A Hillsborough County, Fla., firefighter on Sunday removes salvaged items, including a family photo, from the home where a sinkhole swallowed Jeffrey Bush, late Thursday.
(Photo: Chris O'Meara, AP)
Authorities on Sunday demolished most of a Florida home sitting over the 60-feet deep sinkhole that swallowed up part of the house and one of its residents three days ago.
The search for Jeff Bush, 37, was called off Saturday. Hillsborough County Fire Rescue spokeswoman Jessica Damico said Sunday that officials had used heavy equipment to drag some personal property to a "safe zone" established beyond the sidewalk of the home in the central Florida town of Seffner.
Damico said workers then sifted through the debris to recover what they could for the family. She said they were able to reclaim a purse, a wallet, some money from a dresser and two laptop computers from the rubble. A jewelry box, a Bible, a pink teddy bear and some pictures also were salvaged.
"We were able to get a couple family photos," she said. "They pulled out the only photo they had of their grandmother."

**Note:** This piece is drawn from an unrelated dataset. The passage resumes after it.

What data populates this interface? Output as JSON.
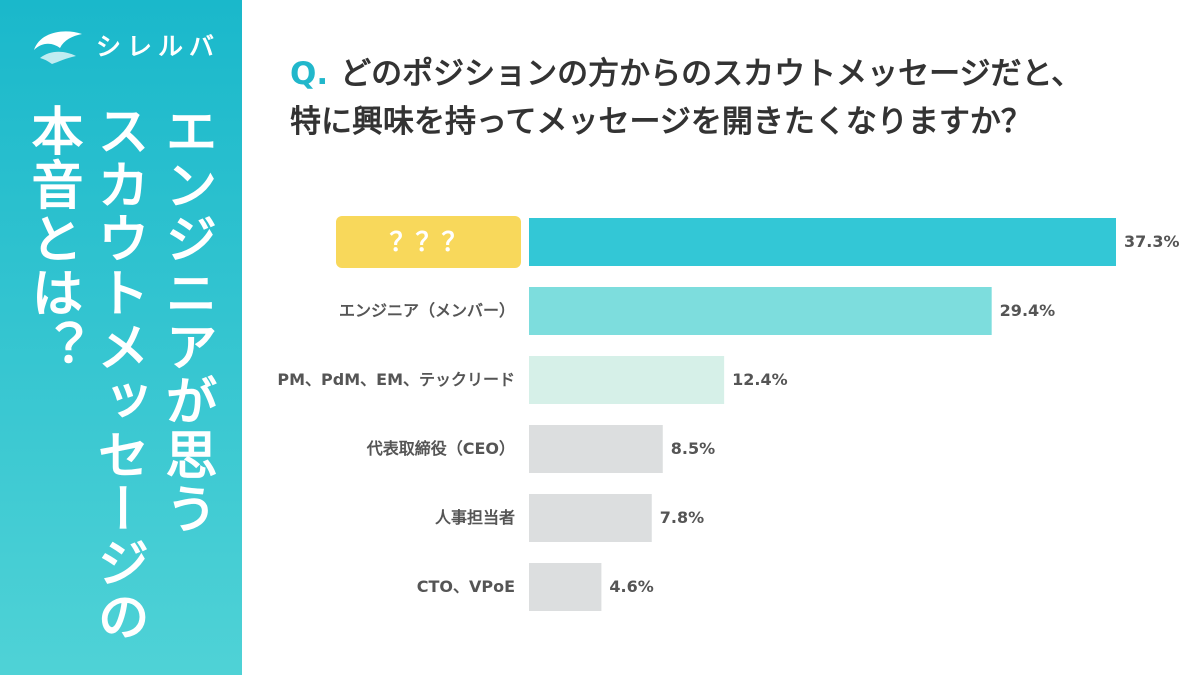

Several generations of family members lived in the house, including Bush's brother, Jeremy, 35; his girlfriend, Rachel Wicker, 27; their daughter, Hannah, 2; and two other people. Neighbor Vernita Johnson said it was difficult to watch a family's home being torn down.
"It's hard because I'm hurting with them," she said. "My son grew up with them.... We feel the pain."
Hillsborough County Administrator Mike Merrill said crews' goal for Sunday was to knock down the bulk of the house. On Monday they will clear the debris as much as possible to allow officials and engineers to see the sinkhole in the open.
Damico said Bush was in his bedroom in the one-story home at about 11 p.m. Thursday when the sinkhole, estimated at about 20 feet wide, yawned directly under him. Jeremy jumped into the hole to try to save his brother but had to be rescued himself by a sheriff's deputy.
Other residents made it out of the home unharmed, Damico said. Bush could not be rescued and is presumed dead.
Two adjoining houses - one on either side of Bush's - were evacuated by rescue workers.
The Rev. John Martin Bell of Shoals Baptist Church said he had been with the Bush family all morning. "We just prayed with them," he said.
Detective Larry McKinnon said that sheriff's office and the county medical examiner cannot declare Bush dead if his body is still missing. Under Florida law, Bush's family must petition a court to declare him deceased.
"Based on the circumstances, he's presumed dead, however the official death certificate can only be issued by a judge and the family has to petition the court," McKinnon said.
Sinkholes are common in Florida, but it's rare when one opens up under a home and takes a person with it, Damico said.
"I can't think of anywhere in the country where this has happened before," she said. "This is very unique."
Florida is highly prone to sinkholes because there are caverns below ground of limestone, a porous rock that easily dissolves in water.
Anthony Randazzo, who has made a career studying sinkholes - first as a professor at the University of Florida and now through his company, Geohazards - said he recalls only two other people who died because of a sinkhole in the 40 years he's been involved with the geological phenomenon. And in both those cases - both in Florida - Randazzo said the people were drilling water wells and triggered the sinkholes to open underneath them.
"Usually, you have some time," said Randazzo, who has lectured on sinkholes at Oxford University. "These catastrophic sinkholes give you some warning over the course of hours. This is very unusual and very tragic."